The undertow started on the anniversary of my father’s death this past year.  I attended an Education for Racial Equity webinar where Jennifer Lee-Koble described the erasure of indigenous history and the rape of millions of indigenous women on this continent. 


I’ve known this history intellectually for some time, but this was the first time I heard the story aloud from someone whose own life descended from the survivors of those massacres, through the lens of events that are happening in the present. The way the human brain works, spoken stories allow us to experience these connections between other people’s lives and our own. This is how story mysteriously and reliably connects us with people whose experience is different from our own. 


While my mother napped, I imagined myself with my grandmother’s relatives in Hungary, a teenage girl walking in a starchy black dress and uncomfortable shoes, tending to the dead and the grieving lovers they left behind. 


I called back and asked again, “Mom, if you didn’t like Aunt Clara, why in the world did you name me after her?” 


“I have no idea,” she said, this time annoyed, “it must have been my mother’s idea.”


During my first trip to Israel-Palestine, after my freshman year of college in the summer of 1977, I tried on the name Chaya. Speakers of both Hebrew and Arabic understood the name, which means first of all living thing, but also colloquially animal and beast. 


Those three meanings of my Hebrew name Chaya – living thing, animal, beast – are in play right now in how I choose to relate to myself and other people in the face of this horrific grief, the waves of loss and sadness in Israel-Palestine right now – both from Hamas’ murder and kidnapping of Israelis, and from Israel’s bombing all of Gaza. including schools, mosques and UN relief centers, where people were sheltering after their homes had been destroyed, and refusing basic relief to the besieged Palestinians. Hamas is not all Palestinians; and the Israeli government is not all Israelis. The majority of both Palestinians and Israelis yearn for peace. 

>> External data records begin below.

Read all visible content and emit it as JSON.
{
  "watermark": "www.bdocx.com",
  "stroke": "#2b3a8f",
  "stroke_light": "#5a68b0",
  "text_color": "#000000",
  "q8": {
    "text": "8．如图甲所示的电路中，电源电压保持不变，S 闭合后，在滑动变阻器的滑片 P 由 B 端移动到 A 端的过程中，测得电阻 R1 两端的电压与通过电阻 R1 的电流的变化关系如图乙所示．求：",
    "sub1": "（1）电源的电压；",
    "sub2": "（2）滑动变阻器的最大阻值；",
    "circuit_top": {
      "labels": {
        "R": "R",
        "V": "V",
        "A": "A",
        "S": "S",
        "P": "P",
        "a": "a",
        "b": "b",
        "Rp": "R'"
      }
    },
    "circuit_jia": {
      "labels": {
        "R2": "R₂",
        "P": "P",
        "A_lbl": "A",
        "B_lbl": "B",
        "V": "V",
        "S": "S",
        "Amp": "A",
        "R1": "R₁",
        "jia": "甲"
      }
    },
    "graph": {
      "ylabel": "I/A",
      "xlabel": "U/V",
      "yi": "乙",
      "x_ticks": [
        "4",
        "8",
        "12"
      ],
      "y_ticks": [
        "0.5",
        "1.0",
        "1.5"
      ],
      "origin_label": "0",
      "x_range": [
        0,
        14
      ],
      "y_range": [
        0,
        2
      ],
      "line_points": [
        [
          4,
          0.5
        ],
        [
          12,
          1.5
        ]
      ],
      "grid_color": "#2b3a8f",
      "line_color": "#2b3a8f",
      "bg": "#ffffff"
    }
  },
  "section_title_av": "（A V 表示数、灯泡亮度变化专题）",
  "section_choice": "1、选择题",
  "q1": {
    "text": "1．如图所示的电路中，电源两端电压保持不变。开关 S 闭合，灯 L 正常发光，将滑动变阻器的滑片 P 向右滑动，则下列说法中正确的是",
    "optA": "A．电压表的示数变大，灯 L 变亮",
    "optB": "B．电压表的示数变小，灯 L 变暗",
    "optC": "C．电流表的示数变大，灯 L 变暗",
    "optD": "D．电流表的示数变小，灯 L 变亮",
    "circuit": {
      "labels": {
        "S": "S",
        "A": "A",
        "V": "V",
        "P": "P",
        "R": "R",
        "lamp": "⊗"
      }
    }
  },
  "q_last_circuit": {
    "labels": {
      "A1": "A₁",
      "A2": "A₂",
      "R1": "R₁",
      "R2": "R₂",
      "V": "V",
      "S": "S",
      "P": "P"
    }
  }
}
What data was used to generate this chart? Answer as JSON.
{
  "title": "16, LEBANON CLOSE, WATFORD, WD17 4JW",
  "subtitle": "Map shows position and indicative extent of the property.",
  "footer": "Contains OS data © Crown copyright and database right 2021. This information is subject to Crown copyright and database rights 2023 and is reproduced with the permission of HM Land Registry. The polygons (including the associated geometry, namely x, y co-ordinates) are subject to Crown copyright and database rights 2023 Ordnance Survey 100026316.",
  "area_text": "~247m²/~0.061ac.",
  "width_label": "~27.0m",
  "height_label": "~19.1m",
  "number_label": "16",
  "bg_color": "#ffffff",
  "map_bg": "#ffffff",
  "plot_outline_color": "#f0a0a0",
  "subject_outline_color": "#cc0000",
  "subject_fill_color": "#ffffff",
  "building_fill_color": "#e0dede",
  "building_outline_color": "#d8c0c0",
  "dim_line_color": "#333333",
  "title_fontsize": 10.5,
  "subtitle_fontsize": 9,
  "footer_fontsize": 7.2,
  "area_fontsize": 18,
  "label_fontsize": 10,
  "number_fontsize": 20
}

I am choosing to call myself Chaya to embrace my own and my ancestors’ complexity: living thing, animal, beast – and perhaps the force of life itself, something that connects us across our differences. My survival instinct is extremely strong; may my sometimes overpowering grief help me, through these horrific times, to temper this fevered longing for life with soothing and enduring love for all humans, all living things.